I should chase after her and apologize, but I don’t.

After a moment, I pick up the pliers from the folding table and chuck them against the wall as hard as I can.

My day has gone from bad to worse. Just like my whole life.

Chapter 17

I’m still a wreck on Tuesday, and I seriously consider skipping the self-help group.

At ten minutes to eight, I’m still pouting in the bath tub. Muffin is sitting at the edge lapping up the warm bath water.

“You’re the reason I can’t have soapy bubble baths,” I tell him.

He gives me an innocent look and keeps drinking. Then he sits up, licks his paw, and gives me a look, as if to say,
Meenie, get your weirdly pink, non-furry body out of this tub and go to your Tuesday group. The nights you feel too depressed to go are exactly the nights you should be there. Why don’t you have any fur? Here, I will lick your shoulder, because you are weird and pink like a kitten. I love you. I love you and I want you to stop moping around here, crying in the tub like a weird furless kitten.

“You’re right,” I tell him.

He blinks slowly.
I’m always right.

I pull out the drain plug and climb out.

He trots ahead of me.
Oh, you’re going out? If you’re going to be late, you should leave out some extra food, in case I get peckish.

I sneak into the group session as quietly as I can, considering how squeaky the door is. The gang is all here. There must be sixteen people, a couple of them new. Drew is here, and he barely flicks his gorgeous brown eyes up at me.

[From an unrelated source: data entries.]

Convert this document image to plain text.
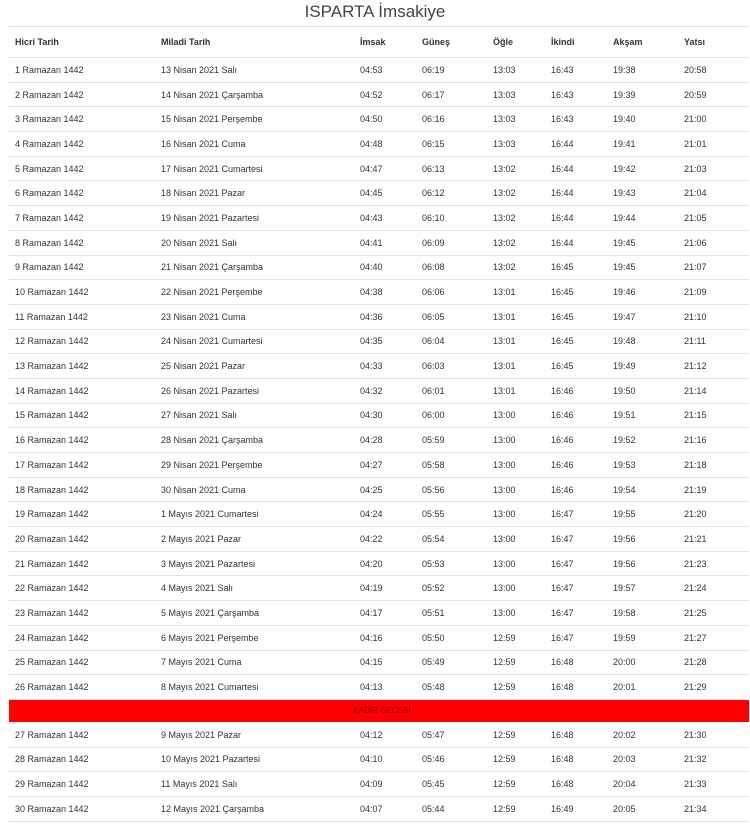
ISPARTA İmsakiye
Hicri Tarih	Miladi Tarih	İmsak	Güneş	Öğle	İkindi	Akşam	Yatsı
1 Ramazan 1442	13 Nisan 2021 Salı	04:53	06:19	13:03	16:43	19:38	20:58
2 Ramazan 1442	14 Nisan 2021 Çarşamba	04:52	06:17	13:03	16:43	19:39	20:59
3 Ramazan 1442	15 Nisan 2021 Perşembe	04:50	06:16	13:03	16:43	19:40	21:00
4 Ramazan 1442	16 Nisan 2021 Cuma	04:48	06:15	13:03	16:44	19:41	21:01
5 Ramazan 1442	17 Nisan 2021 Cumartesi	04:47	06:13	13:02	16:44	19:42	21:03
6 Ramazan 1442	18 Nisan 2021 Pazar	04:45	06:12	13:02	16:44	19:43	21:04
7 Ramazan 1442	19 Nisan 2021 Pazartesi	04:43	06:10	13:02	16:44	19:44	21:05
8 Ramazan 1442	20 Nisan 2021 Salı	04:41	06:09	13:02	16:44	19:45	21:06
9 Ramazan 1442	21 Nisan 2021 Çarşamba	04:40	06:08	13:02	16:45	19:45	21:07
10 Ramazan 1442	22 Nisan 2021 Perşembe	04:38	06:06	13:01	16:45	19:46	21:09
11 Ramazan 1442	23 Nisan 2021 Cuma	04:36	06:05	13:01	16:45	19:47	21:10
12 Ramazan 1442	24 Nisan 2021 Cumartesi	04:35	06:04	13:01	16:45	19:48	21:11
13 Ramazan 1442	25 Nisan 2021 Pazar	04:33	06:03	13:01	16:45	19:49	21:12
14 Ramazan 1442	26 Nisan 2021 Pazartesi	04:32	06:01	13:01	16:46	19:50	21:14
15 Ramazan 1442	27 Nisan 2021 Salı	04:30	06:00	13:00	16:46	19:51	21:15
16 Ramazan 1442	28 Nisan 2021 Çarşamba	04:28	05:59	13:00	16:46	19:52	21:16
17 Ramazan 1442	29 Nisan 2021 Perşembe	04:27	05:58	13:00	16:46	19:53	21:18
18 Ramazan 1442	30 Nisan 2021 Cuma	04:25	05:56	13:00	16:46	19:54	21:19
19 Ramazan 1442	1 Mayıs 2021 Cumartesi	04:24	05:55	13:00	16:47	19:55	21:20
20 Ramazan 1442	2 Mayıs 2021 Pazar	04:22	05:54	13:00	16:47	19:56	21:21
21 Ramazan 1442	3 Mayıs 2021 Pazartesi	04:20	05:53	13:00	16:47	19:56	21:23
22 Ramazan 1442	4 Mayıs 2021 Salı	04:19	05:52	13:00	16:47	19:57	21:24
23 Ramazan 1442	5 Mayıs 2021 Çarşamba	04:17	05:51	13:00	16:47	19:58	21:25
24 Ramazan 1442	6 Mayıs 2021 Perşembe	04:16	05:50	12:59	16:47	19:59	21:27
25 Ramazan 1442	7 Mayıs 2021 Cuma	04:15	05:49	12:59	16:48	20:00	21:28
26 Ramazan 1442	8 Mayıs 2021 Cumartesi	04:13	05:48	12:59	16:48	20:01	21:29
KADİR GECESİ							
27 Ramazan 1442	9 Mayıs 2021 Pazar	04:12	05:47	12:59	16:48	20:02	21:30
28 Ramazan 1442	10 Mayıs 2021 Pazartesi	04:10	05:46	12:59	16:48	20:03	21:32
29 Ramazan 1442	11 Mayıs 2021 Salı	04:09	05:45	12:59	16:48	20:04	21:33
30 Ramazan 1442	12 Mayıs 2021 Çarşamba	04:07	05:44	12:59	16:49	20:05	21:34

I appreciate his discretion, and cross my fingers that when it’s his turn to share, he doesn’t talk about being dry humped by a psychotic after-hours dental patient.

Feather keeps talking, reading from a book about boundaries that she’s recommending to the whole group. It sounds a little touchy feely to me, but Drew asks her to show him the cover, so maybe the book’s worth looking into.